The cull is indefensible and sickening, and to the benefit of very few traders and large multiple retailers. The cost of the vaccine is around l0p a dose, and two doses a year are likely to be necessary until the threat of the disease has dissipated. If it were possible to swiftly control the disease by slaughter, it is not remotely worth doing it any more like this.

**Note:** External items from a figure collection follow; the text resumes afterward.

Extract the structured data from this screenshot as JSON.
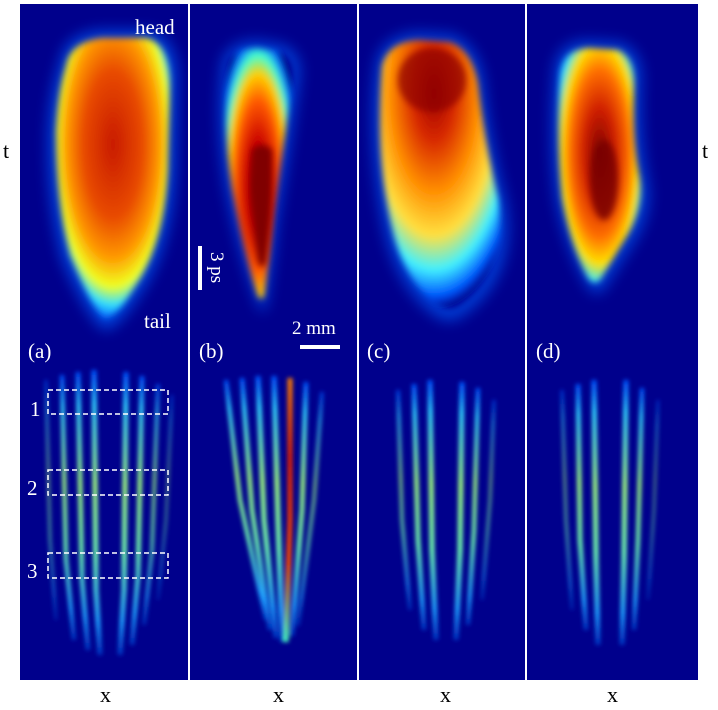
{
  "figure": {
    "axis": {
      "time": "t",
      "position": "x"
    },
    "annotations": {
      "head": "head",
      "tail": "tail"
    },
    "scale_bars": {
      "time": "3 ps",
      "space": "2 mm"
    },
    "panels": [
      {
        "id": "a",
        "label": "(a)"
      },
      {
        "id": "b",
        "label": "(b)"
      },
      {
        "id": "c",
        "label": "(c)"
      },
      {
        "id": "d",
        "label": "(d)"
      }
    ],
    "regions": [
      {
        "label": "1"
      },
      {
        "label": "2"
      },
      {
        "label": "3"
      }
    ],
    "colormap": [
      "#00008c",
      "#0050ff",
      "#00c8ff",
      "#90ff70",
      "#ffe000",
      "#ff5000",
      "#c80000",
      "#8c0000"
    ]
  }
}
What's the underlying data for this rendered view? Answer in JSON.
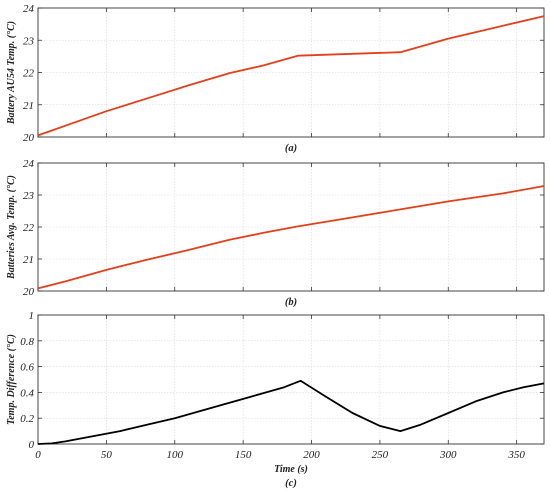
{
  "chart_data": [
    {
      "type": "line",
      "caption": "(a)",
      "xlabel": "",
      "ylabel": "Battery AU54 Temp. (°C)",
      "xlim": [
        0,
        370
      ],
      "ylim": [
        20,
        24
      ],
      "xticks": [
        0,
        50,
        100,
        150,
        200,
        250,
        300,
        350
      ],
      "yticks": [
        20,
        21,
        22,
        23,
        24
      ],
      "show_xtick_labels": false,
      "grid": true,
      "series": [
        {
          "color": "#e2401c",
          "x": [
            0,
            20,
            50,
            80,
            110,
            140,
            165,
            190,
            230,
            265,
            300,
            340,
            370
          ],
          "y": [
            20.05,
            20.35,
            20.8,
            21.2,
            21.6,
            21.98,
            22.22,
            22.52,
            22.58,
            22.63,
            23.05,
            23.45,
            23.75
          ]
        }
      ]
    },
    {
      "type": "line",
      "caption": "(b)",
      "xlabel": "",
      "ylabel": "Batteries Avg. Temp. (°C)",
      "xlim": [
        0,
        370
      ],
      "ylim": [
        20,
        24
      ],
      "xticks": [
        0,
        50,
        100,
        150,
        200,
        250,
        300,
        350
      ],
      "yticks": [
        20,
        21,
        22,
        23,
        24
      ],
      "show_xtick_labels": false,
      "grid": true,
      "series": [
        {
          "color": "#e2401c",
          "x": [
            0,
            20,
            50,
            80,
            110,
            140,
            165,
            190,
            230,
            265,
            300,
            340,
            370
          ],
          "y": [
            20.08,
            20.3,
            20.66,
            20.98,
            21.28,
            21.6,
            21.82,
            22.02,
            22.3,
            22.55,
            22.8,
            23.05,
            23.28
          ]
        }
      ]
    },
    {
      "type": "line",
      "caption": "(c)",
      "xlabel": "Time (s)",
      "ylabel": "Temp. Difference (°C)",
      "xlim": [
        0,
        370
      ],
      "ylim": [
        0,
        1
      ],
      "xticks": [
        0,
        50,
        100,
        150,
        200,
        250,
        300,
        350
      ],
      "yticks": [
        0,
        0.2,
        0.4,
        0.6,
        0.8,
        1
      ],
      "show_xtick_labels": true,
      "grid": true,
      "series": [
        {
          "color": "#000000",
          "x": [
            0,
            10,
            20,
            40,
            60,
            80,
            100,
            120,
            140,
            160,
            180,
            192,
            210,
            230,
            250,
            265,
            280,
            300,
            320,
            340,
            355,
            370
          ],
          "y": [
            0,
            0.005,
            0.02,
            0.06,
            0.1,
            0.15,
            0.2,
            0.26,
            0.32,
            0.38,
            0.44,
            0.49,
            0.37,
            0.24,
            0.14,
            0.1,
            0.15,
            0.24,
            0.33,
            0.4,
            0.44,
            0.47
          ]
        }
      ]
    }
  ]
}
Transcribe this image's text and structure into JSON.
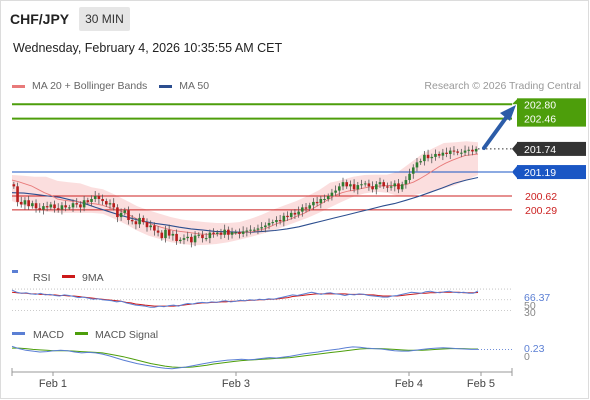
{
  "header": {
    "symbol": "CHF/JPY",
    "timeframe": "30 MIN",
    "datetime": "Wednesday, February 4, 2026 10:35:55 AM CET",
    "copyright": "Research © 2026 Trading Central"
  },
  "legend": {
    "ma20_label": "MA 20 + Bollinger Bands",
    "ma50_label": "MA 50",
    "ma20_color": "#e87a7a",
    "ma50_color": "#2c4e8f"
  },
  "chart_data": [
    {
      "type": "candlestick",
      "title": "CHF/JPY 30 MIN",
      "x_ticks": [
        "Feb 1",
        "Feb 3",
        "Feb 4",
        "Feb 5"
      ],
      "ylim": [
        199.1,
        202.95
      ],
      "levels": [
        {
          "value": 202.8,
          "label": "202.80",
          "kind": "target",
          "color": "#4d9e0b"
        },
        {
          "value": 202.46,
          "label": "202.46",
          "kind": "target",
          "color": "#4d9e0b"
        },
        {
          "value": 201.74,
          "label": "201.74",
          "kind": "last_price",
          "color": "#333333"
        },
        {
          "value": 201.19,
          "label": "201.19",
          "kind": "pivot",
          "color": "#1a56c4"
        },
        {
          "value": 200.62,
          "label": "200.62",
          "kind": "support",
          "color": "#cc2222"
        },
        {
          "value": 200.29,
          "label": "200.29",
          "kind": "support",
          "color": "#cc2222"
        }
      ],
      "candles_close": [
        200.85,
        200.48,
        200.42,
        200.52,
        200.38,
        200.45,
        200.33,
        200.3,
        200.38,
        200.35,
        200.42,
        200.33,
        200.3,
        200.4,
        200.35,
        200.35,
        200.45,
        200.42,
        200.35,
        200.52,
        200.48,
        200.55,
        200.62,
        200.55,
        200.5,
        200.42,
        200.45,
        200.35,
        200.12,
        200.22,
        200.28,
        200.05,
        200.02,
        199.95,
        200.1,
        200.0,
        199.88,
        199.92,
        199.8,
        199.75,
        199.62,
        199.82,
        199.68,
        199.72,
        199.55,
        199.58,
        199.62,
        199.65,
        199.52,
        199.68,
        199.7,
        199.62,
        199.62,
        199.75,
        199.72,
        199.75,
        199.7,
        199.82,
        199.7,
        199.76,
        199.76,
        199.72,
        199.78,
        199.8,
        199.82,
        199.82,
        199.85,
        199.88,
        199.92,
        199.98,
        200.0,
        200.05,
        200.02,
        200.15,
        200.12,
        200.22,
        200.18,
        200.25,
        200.35,
        200.32,
        200.4,
        200.48,
        200.45,
        200.55,
        200.55,
        200.62,
        200.7,
        200.75,
        200.85,
        200.95,
        200.85,
        200.9,
        200.78,
        200.88,
        200.9,
        200.92,
        200.85,
        200.78,
        200.9,
        200.95,
        200.85,
        200.82,
        200.85,
        200.92,
        200.78,
        200.9,
        201.0,
        201.15,
        201.3,
        201.42,
        201.45,
        201.6,
        201.52,
        201.55,
        201.62,
        201.58,
        201.65,
        201.62,
        201.7,
        201.68,
        201.65,
        201.65,
        201.7,
        201.72,
        201.68,
        201.74
      ],
      "ma20": [
        201.0,
        200.96,
        200.91,
        200.86,
        200.78,
        200.7,
        200.64,
        200.55,
        200.52,
        200.5,
        200.49,
        200.47,
        200.45,
        200.43,
        200.4,
        200.35,
        200.3,
        200.25,
        200.18,
        200.1,
        200.03,
        199.98,
        199.93,
        199.88,
        199.84,
        199.8,
        199.78,
        199.76,
        199.74,
        199.72,
        199.71,
        199.71,
        199.72,
        199.72,
        199.73,
        199.74,
        199.76,
        199.77,
        199.8,
        199.84,
        199.9,
        199.97,
        200.02,
        200.07,
        200.14,
        200.2,
        200.28,
        200.37,
        200.46,
        200.55,
        200.64,
        200.7,
        200.74,
        200.76,
        200.8,
        200.83,
        200.85,
        200.86,
        200.87,
        200.87,
        200.87,
        200.9,
        200.95,
        201.03,
        201.12,
        201.22,
        201.32,
        201.4,
        201.47,
        201.53,
        201.58,
        201.6,
        201.62
      ],
      "ma50": [
        200.7,
        200.69,
        200.66,
        200.62,
        200.59,
        200.52,
        200.45,
        200.35,
        200.26,
        200.17,
        200.09,
        200.02,
        199.97,
        199.93,
        199.88,
        199.84,
        199.81,
        199.78,
        199.77,
        199.76,
        199.76,
        199.78,
        199.8,
        199.84,
        199.89,
        199.96,
        200.03,
        200.1,
        200.17,
        200.24,
        200.31,
        200.38,
        200.44,
        200.52,
        200.61,
        200.71,
        200.81,
        200.92,
        201.0,
        201.06
      ],
      "bb_upper": [
        201.12,
        201.1,
        201.08,
        201.08,
        200.98,
        200.95,
        200.92,
        200.83,
        200.78,
        200.66,
        200.52,
        200.38,
        200.28,
        200.2,
        200.12,
        200.06,
        200.03,
        200.0,
        199.98,
        199.98,
        200.0,
        200.08,
        200.18,
        200.3,
        200.4,
        200.5,
        200.62,
        200.76,
        200.94,
        201.0,
        201.08,
        201.12,
        201.13,
        201.13,
        201.2,
        201.4,
        201.6,
        201.75,
        201.88,
        201.9,
        201.92,
        201.9
      ],
      "bb_lower": [
        200.5,
        200.4,
        200.32,
        200.25,
        200.22,
        200.22,
        200.22,
        200.22,
        200.2,
        200.08,
        199.95,
        199.8,
        199.68,
        199.6,
        199.52,
        199.48,
        199.45,
        199.46,
        199.48,
        199.52,
        199.58,
        199.65,
        199.72,
        199.8,
        199.9,
        200.0,
        200.1,
        200.22,
        200.35,
        200.48,
        200.6,
        200.68,
        200.72,
        200.7,
        200.62,
        200.62,
        200.68,
        200.72,
        200.8,
        200.88,
        201.0,
        201.12
      ]
    },
    {
      "type": "line",
      "title": "RSI",
      "ylim": [
        27,
        72
      ],
      "series": [
        {
          "name": "RSI",
          "color": "#5b7fd4",
          "values": [
            68,
            64,
            62,
            63,
            61,
            60,
            62,
            59,
            60,
            58,
            57,
            59,
            58,
            56,
            54,
            55,
            53,
            51,
            52,
            50,
            49,
            48,
            46,
            47,
            44,
            42,
            40,
            39,
            38,
            36,
            36,
            38,
            37,
            39,
            40,
            38,
            41,
            43,
            42,
            44,
            45,
            44,
            46,
            45,
            47,
            48,
            46,
            47,
            49,
            48,
            50,
            49,
            51,
            50,
            52,
            51,
            53,
            55,
            57,
            59,
            58,
            60,
            62,
            64,
            62,
            60,
            62,
            63,
            61,
            60,
            58,
            60,
            59,
            61,
            60,
            58,
            57,
            56,
            55,
            55,
            57,
            58,
            60,
            62,
            64,
            63,
            62,
            65,
            66,
            64,
            63,
            65,
            66,
            64,
            63,
            64,
            62,
            62,
            66.37
          ]
        },
        {
          "name": "9MA",
          "color": "#cc1a1a",
          "values": [
            64,
            63,
            62,
            62,
            61,
            61,
            60,
            60,
            59,
            59,
            58,
            58,
            57,
            57,
            56,
            55,
            54,
            53,
            52,
            51,
            50,
            49,
            48,
            47,
            45,
            44,
            42,
            41,
            40,
            39,
            38,
            38,
            38,
            38,
            38,
            39,
            40,
            41,
            42,
            43,
            44,
            44,
            45,
            45,
            46,
            46,
            47,
            47,
            48,
            48,
            49,
            49,
            50,
            50,
            51,
            51,
            52,
            53,
            54,
            56,
            57,
            58,
            59,
            60,
            61,
            61,
            61,
            61,
            61,
            61,
            61,
            60,
            60,
            60,
            60,
            59,
            59,
            58,
            57,
            57,
            57,
            57,
            58,
            59,
            60,
            61,
            62,
            62,
            63,
            63,
            64,
            64,
            64,
            64,
            64,
            63,
            63,
            63,
            63.5
          ]
        }
      ],
      "reference_labels": [
        "66.37",
        "50",
        "30"
      ]
    },
    {
      "type": "line",
      "title": "MACD",
      "ylim": [
        -0.25,
        0.38
      ],
      "series": [
        {
          "name": "MACD",
          "color": "#5b7fd4",
          "values": [
            0.3,
            0.25,
            0.21,
            0.19,
            0.17,
            0.18,
            0.2,
            0.21,
            0.2,
            0.17,
            0.15,
            0.16,
            0.15,
            0.12,
            0.08,
            0.03,
            -0.02,
            -0.06,
            -0.1,
            -0.13,
            -0.16,
            -0.19,
            -0.21,
            -0.22,
            -0.2,
            -0.18,
            -0.15,
            -0.12,
            -0.09,
            -0.06,
            -0.04,
            -0.02,
            -0.01,
            0.0,
            -0.01,
            0.0,
            0.02,
            0.04,
            0.03,
            0.05,
            0.07,
            0.1,
            0.13,
            0.15,
            0.17,
            0.2,
            0.22,
            0.24,
            0.27,
            0.29,
            0.28,
            0.26,
            0.25,
            0.24,
            0.22,
            0.2,
            0.19,
            0.19,
            0.21,
            0.23,
            0.25,
            0.26,
            0.27,
            0.26,
            0.25,
            0.24,
            0.23,
            0.23
          ]
        },
        {
          "name": "MACD Signal",
          "color": "#4d9e0b",
          "values": [
            0.26,
            0.26,
            0.25,
            0.23,
            0.22,
            0.21,
            0.2,
            0.2,
            0.2,
            0.19,
            0.18,
            0.17,
            0.16,
            0.15,
            0.12,
            0.09,
            0.06,
            0.02,
            -0.02,
            -0.06,
            -0.1,
            -0.13,
            -0.16,
            -0.18,
            -0.19,
            -0.19,
            -0.18,
            -0.16,
            -0.14,
            -0.11,
            -0.09,
            -0.07,
            -0.05,
            -0.03,
            -0.02,
            -0.01,
            0.0,
            0.01,
            0.02,
            0.03,
            0.04,
            0.06,
            0.08,
            0.1,
            0.12,
            0.14,
            0.16,
            0.18,
            0.2,
            0.22,
            0.24,
            0.25,
            0.25,
            0.25,
            0.24,
            0.23,
            0.22,
            0.21,
            0.21,
            0.21,
            0.22,
            0.23,
            0.24,
            0.25,
            0.25,
            0.25,
            0.24,
            0.24
          ]
        }
      ],
      "reference_labels": [
        "0.23",
        "0"
      ]
    }
  ]
}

Adult sheep show such slight symptoms that tens of thousands are presently harbouring the disease without showing noticeable ill effects. Cattle and pigs undoubtedly suffer to some extent, and anthropomorphic - descriptions usually compare the discomfort caused by the virus to a serious bout of the flu. Should they be slaughtered for that? Even the worst scenarios only envisage five per cent mortality if the disease runs its course.
This disgusting medieval holocaust owes everything to prejudice and ignorance and is not worthy of 21st century society. The international trade it is supposed to protect is wholly to the disadvantage of UK agriculture anyway, as all the while the contaminated pig-meat we are supposedly not allowed to sell gets imported back here at less than our cost of production!
Localising food production and distribution systems will only have benefits for UK farmers, as we have one of the largest, most sophisticated, loyal and affluent consumer markets in the world right here!
Is it any wonder that farming is going down the pan and the countryside is in crisis when our leaders show so much greed and so little foresight?
TIME FOR A CHANGE
A new policy is desperately needed, and right now we also need a change of direction. Afterwards we need new personnel in the highest places who know something about making our agriculture a viable, and sustainable proposition, because the proposed Royal Commission will not make any progress if informed by the same sick establishment logic that shames us all now.
Some are saying that those of us who survive will enter a stronger market with better prices and chastened policymakers. Even if that is true, it is unlikely that any change will be radical enough to approach sustainability, but it should not take a tragedy like this to instil a modicum of common sense into the food industry.
More likely is that the vultures arm-lock grip on UK farmers will evolve into a neck lock, and progress towards better food and farm welfare could be set back a decade.
The sad truth is that the most progressive businesses will suffer the most, as they are the ones to have invested the most, and Nick Browns Royay Commission will not have viable industry to improve unless he calls up the vaccine and accepts that its the mea trade that is the problem."
Mark Houghton Brown is the sixth generation on the family run farm at Hindon, Salisbury, Wiltshire. The 1850-acre mixed farm carries 600 pedigree Lleyn and Wiltshire Horns, 80 sucklers and 200 sows, and has been fullyorganic for the past five years.